Selon le Bureau international d’information bouddhiste (IBIB), porte-parole de l’EBUV basé à Paris, la police a « systématiquement interrogé et intimidé les moines de l’EBUV ces dix derniers jours, après avoir appris que ses deux chefs avaient convoqué un rassemblement ».
Hanoi a violement réagi vendredi contre ces informations qu’il a qualifié de « fabriquées ». Evoquant l’unification des églises bouddhistes en 1981, le ministère des Affaires étrangères a rappelé que l’EBUV n’existait « ni par son nom ni en réalité ».
Des dizaines de moines « ont été soumis a des ‘sessions de travail’ (interrogations) de la police et à des menaces de représailles s’ils se rendaient à la réunion ou acceptaient une fonction au sein de l’EBUV », a pourtant affirmé l’IBIB.
Mais l’intimidation ne touche pas les deux leaders charismatiques : Quang, 86 ans, et Do, 75 ans, ont passé la majorité de leurs vingt dernières années en prison ou en résidence surveillée, et ne montrent nul volonté de renoncement.
Le 12 septembre, toujours selon l’IBIB, neuf responsables politiques et religieux ont rendu visite à Do dans sa pagode de Ho Chi Minh-Ville (ex-Saïgon) pour le dissuader de se rendre à la réunion.
Après avoir enjoint ses interlocuteurs de lui fournir un document officiel, le moine est monté dans une voiture et s’est rendu à Binh Dinh.

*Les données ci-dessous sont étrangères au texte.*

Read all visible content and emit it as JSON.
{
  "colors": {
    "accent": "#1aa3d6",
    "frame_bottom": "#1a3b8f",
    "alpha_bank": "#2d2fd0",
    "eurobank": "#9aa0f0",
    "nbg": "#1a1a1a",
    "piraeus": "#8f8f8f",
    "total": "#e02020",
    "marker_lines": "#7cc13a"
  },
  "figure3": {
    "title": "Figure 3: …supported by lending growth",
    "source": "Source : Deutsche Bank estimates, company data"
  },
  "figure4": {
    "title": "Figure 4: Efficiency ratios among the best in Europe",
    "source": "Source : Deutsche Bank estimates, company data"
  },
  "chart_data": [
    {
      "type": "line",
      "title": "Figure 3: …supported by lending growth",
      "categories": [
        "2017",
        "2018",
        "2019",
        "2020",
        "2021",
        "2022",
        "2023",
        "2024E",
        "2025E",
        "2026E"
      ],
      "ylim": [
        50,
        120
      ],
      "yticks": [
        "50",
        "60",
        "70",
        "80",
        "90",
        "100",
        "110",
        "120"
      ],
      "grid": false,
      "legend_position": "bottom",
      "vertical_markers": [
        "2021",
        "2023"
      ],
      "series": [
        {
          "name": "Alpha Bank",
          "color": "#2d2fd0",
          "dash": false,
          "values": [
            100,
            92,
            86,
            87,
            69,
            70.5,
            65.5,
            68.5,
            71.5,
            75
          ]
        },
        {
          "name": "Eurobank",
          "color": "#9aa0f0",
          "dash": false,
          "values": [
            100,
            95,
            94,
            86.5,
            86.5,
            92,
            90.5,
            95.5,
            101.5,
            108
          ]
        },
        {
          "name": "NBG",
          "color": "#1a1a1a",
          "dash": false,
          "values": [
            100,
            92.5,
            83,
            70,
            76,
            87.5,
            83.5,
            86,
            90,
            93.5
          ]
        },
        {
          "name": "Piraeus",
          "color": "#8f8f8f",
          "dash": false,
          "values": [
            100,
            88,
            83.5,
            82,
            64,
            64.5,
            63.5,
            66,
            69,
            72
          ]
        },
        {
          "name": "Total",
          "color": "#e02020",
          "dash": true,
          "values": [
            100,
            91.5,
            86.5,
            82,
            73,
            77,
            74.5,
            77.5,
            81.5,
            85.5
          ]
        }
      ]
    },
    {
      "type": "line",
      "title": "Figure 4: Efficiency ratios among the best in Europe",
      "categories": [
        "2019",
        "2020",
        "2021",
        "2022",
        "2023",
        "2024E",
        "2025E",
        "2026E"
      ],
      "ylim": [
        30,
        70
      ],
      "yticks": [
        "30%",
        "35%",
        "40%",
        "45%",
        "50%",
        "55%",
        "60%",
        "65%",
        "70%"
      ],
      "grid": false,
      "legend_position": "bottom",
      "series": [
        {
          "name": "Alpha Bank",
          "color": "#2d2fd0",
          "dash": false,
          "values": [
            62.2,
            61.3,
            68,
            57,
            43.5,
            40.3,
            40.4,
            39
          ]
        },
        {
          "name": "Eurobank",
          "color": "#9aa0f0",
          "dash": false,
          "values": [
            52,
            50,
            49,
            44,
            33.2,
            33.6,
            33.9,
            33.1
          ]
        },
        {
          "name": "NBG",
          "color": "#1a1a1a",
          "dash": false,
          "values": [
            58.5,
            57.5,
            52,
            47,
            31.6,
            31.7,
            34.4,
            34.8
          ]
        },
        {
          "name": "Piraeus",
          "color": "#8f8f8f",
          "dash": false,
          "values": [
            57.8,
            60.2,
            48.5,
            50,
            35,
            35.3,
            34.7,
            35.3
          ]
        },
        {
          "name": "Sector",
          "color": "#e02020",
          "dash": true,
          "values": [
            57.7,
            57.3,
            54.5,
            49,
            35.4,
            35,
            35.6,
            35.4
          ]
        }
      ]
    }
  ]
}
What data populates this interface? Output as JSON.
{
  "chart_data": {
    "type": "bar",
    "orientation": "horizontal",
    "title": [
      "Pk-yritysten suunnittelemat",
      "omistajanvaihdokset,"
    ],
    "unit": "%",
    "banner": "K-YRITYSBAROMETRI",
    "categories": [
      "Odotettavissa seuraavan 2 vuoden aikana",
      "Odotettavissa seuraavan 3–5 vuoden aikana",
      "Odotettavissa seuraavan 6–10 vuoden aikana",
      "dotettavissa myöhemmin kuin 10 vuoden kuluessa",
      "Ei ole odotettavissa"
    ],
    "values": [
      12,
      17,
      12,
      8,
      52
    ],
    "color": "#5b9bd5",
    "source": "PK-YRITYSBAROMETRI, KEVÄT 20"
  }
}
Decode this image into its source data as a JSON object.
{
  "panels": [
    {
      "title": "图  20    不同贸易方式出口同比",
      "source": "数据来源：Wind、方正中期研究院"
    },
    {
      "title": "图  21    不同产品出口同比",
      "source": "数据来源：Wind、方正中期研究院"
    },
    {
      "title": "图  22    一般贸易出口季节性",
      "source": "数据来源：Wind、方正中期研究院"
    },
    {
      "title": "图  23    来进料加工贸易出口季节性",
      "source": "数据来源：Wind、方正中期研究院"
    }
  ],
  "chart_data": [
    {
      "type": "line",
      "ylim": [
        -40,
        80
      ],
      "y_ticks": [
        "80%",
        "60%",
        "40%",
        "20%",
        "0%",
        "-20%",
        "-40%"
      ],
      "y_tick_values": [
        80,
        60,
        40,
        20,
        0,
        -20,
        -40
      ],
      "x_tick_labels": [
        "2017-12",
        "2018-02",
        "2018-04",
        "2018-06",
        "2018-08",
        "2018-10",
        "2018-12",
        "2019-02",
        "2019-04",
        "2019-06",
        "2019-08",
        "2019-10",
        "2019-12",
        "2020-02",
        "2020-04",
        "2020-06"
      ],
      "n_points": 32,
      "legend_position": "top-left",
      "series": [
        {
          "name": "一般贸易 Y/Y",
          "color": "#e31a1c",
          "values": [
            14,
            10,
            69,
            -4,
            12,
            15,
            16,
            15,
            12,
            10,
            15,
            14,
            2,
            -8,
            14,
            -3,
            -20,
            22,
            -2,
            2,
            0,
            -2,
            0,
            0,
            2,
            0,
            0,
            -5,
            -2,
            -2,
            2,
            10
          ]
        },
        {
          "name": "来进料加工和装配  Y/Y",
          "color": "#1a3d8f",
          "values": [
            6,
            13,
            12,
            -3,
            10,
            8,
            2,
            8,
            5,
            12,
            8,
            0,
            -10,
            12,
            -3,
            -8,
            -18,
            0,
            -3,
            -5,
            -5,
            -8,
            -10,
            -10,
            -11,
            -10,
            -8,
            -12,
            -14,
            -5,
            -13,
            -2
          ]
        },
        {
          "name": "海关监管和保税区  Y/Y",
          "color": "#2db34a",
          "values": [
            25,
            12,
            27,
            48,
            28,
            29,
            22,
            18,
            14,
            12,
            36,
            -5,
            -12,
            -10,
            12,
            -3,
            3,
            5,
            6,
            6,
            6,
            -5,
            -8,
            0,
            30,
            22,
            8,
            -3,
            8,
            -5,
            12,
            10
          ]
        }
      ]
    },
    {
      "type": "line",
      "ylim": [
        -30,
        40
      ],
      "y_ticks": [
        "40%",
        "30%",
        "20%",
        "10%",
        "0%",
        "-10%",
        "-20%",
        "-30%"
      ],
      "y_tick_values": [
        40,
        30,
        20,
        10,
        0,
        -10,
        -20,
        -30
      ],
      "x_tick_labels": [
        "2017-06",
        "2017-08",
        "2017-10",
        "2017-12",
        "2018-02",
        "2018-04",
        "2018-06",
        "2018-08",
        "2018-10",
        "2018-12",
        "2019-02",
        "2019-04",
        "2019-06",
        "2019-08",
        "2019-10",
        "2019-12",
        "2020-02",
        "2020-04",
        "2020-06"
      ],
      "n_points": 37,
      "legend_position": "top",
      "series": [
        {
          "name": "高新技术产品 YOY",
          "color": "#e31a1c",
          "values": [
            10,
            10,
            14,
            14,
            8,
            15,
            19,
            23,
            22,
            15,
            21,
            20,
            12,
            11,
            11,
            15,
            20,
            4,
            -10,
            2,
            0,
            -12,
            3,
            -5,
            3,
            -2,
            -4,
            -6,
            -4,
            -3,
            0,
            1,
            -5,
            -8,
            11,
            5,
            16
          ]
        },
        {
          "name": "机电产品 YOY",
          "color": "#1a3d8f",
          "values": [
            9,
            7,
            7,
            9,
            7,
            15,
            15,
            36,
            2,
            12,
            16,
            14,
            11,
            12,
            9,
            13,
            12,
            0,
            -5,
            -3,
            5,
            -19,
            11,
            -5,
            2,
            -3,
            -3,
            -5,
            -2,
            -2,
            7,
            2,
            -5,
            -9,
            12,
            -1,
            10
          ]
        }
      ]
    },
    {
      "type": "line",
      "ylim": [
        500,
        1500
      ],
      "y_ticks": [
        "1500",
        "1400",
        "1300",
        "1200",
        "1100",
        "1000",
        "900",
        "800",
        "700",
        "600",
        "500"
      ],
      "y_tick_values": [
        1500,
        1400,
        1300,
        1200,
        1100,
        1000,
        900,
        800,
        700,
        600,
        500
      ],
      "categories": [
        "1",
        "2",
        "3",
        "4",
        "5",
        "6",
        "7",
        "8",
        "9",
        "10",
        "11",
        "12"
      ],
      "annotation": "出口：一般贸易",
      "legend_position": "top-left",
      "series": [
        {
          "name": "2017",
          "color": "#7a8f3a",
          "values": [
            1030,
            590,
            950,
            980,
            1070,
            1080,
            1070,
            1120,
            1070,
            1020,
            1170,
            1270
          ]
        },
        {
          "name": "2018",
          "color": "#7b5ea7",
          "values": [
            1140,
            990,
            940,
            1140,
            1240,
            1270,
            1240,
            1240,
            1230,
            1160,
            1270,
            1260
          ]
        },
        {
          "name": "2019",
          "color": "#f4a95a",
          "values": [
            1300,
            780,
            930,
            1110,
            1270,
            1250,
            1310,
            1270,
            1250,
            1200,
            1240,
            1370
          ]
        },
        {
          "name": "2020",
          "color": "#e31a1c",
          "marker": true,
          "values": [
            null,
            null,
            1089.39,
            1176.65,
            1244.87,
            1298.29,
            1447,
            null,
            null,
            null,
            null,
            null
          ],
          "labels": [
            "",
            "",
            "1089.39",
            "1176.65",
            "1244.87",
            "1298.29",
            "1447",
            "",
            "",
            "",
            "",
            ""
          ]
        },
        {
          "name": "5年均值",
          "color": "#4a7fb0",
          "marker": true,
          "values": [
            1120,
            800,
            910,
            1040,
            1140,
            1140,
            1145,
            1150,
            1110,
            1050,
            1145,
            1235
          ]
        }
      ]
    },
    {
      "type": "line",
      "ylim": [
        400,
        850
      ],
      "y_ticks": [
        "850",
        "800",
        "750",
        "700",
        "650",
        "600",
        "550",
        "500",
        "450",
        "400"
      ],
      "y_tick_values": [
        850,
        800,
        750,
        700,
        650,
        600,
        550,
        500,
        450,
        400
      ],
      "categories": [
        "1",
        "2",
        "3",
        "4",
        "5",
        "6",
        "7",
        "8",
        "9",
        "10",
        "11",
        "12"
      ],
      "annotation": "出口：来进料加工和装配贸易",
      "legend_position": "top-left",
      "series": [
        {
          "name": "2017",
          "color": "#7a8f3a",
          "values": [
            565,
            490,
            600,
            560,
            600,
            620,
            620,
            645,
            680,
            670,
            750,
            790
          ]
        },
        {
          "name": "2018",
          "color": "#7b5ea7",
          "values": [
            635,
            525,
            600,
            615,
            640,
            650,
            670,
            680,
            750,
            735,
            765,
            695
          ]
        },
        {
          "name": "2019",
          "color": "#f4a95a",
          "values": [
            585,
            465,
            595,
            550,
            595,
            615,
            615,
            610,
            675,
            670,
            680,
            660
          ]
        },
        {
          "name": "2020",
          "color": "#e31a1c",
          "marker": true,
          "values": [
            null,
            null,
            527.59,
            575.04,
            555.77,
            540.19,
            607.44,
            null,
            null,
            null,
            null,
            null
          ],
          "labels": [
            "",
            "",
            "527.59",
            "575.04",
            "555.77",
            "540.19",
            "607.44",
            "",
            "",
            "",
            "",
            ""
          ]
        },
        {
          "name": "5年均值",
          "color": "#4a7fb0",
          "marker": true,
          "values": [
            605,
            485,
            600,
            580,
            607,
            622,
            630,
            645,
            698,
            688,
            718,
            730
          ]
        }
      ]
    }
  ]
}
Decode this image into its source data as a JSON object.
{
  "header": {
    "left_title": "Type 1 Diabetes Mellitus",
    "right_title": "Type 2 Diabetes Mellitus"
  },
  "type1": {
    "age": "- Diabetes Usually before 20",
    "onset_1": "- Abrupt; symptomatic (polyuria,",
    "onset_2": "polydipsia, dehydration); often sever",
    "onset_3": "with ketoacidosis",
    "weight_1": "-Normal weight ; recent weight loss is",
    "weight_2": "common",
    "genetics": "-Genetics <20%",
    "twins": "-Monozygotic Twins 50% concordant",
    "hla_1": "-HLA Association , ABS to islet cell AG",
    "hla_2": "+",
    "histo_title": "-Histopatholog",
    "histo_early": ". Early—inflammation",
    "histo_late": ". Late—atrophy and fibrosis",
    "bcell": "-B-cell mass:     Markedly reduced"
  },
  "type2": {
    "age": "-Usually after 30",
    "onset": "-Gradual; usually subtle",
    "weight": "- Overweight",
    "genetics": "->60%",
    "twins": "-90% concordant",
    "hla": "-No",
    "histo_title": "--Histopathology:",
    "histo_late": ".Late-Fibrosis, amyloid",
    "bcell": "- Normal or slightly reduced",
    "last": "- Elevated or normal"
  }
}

La police l’a suivi sans intervenir.
En revanche, l’attitude du pouvoir vis-à-vis de Quang est plus concilliante.
En avril dernier, le Premier ministre Phan Van Khai l’avait reçu devant les caméras de télévision, geste sans précédent depuis vingt ans.
Ces deux derniers mois, affirme l’IBIB, trois hauts-responsables dont le vice-ministre de la Sécurité, Nguyen Van Huong, lui ont rendu visite dans sa pagode de Quang Nam (centre) pour lui proposer un poste au sommet de la hiérarchie de l’Eglise bouddhiste du Vietnam (EBV, officielle).
L’offre, non confirmée vendredi par Hanoi, a été rejetée. Mais « le fait que les autorités le proposent à Quang montre qu’elles reconnaissent son rôle », estime un diplomate étranger.
« Elles savent qu’elles devront régler les cas de Quang et Do. Elles en ont déjà trop fait pour s’arrêter en chemin », a-t-il ajouté.
Il est pourtant bien difficile de décoder les réelles intentions du pouvoir.
La semaine dernière, l’IBIB a indiqué que Thich Tri Luc, moine de l’EBUV kidnappé au Cambodge l’an dernier alors qu’il avait le statut de réfugié, serait bientôt jugé au Vietnam pour « défection à l’étranger et opposition à l’administration du peuple ».
Hanoi n’a fait aucun commentaire sur ce point.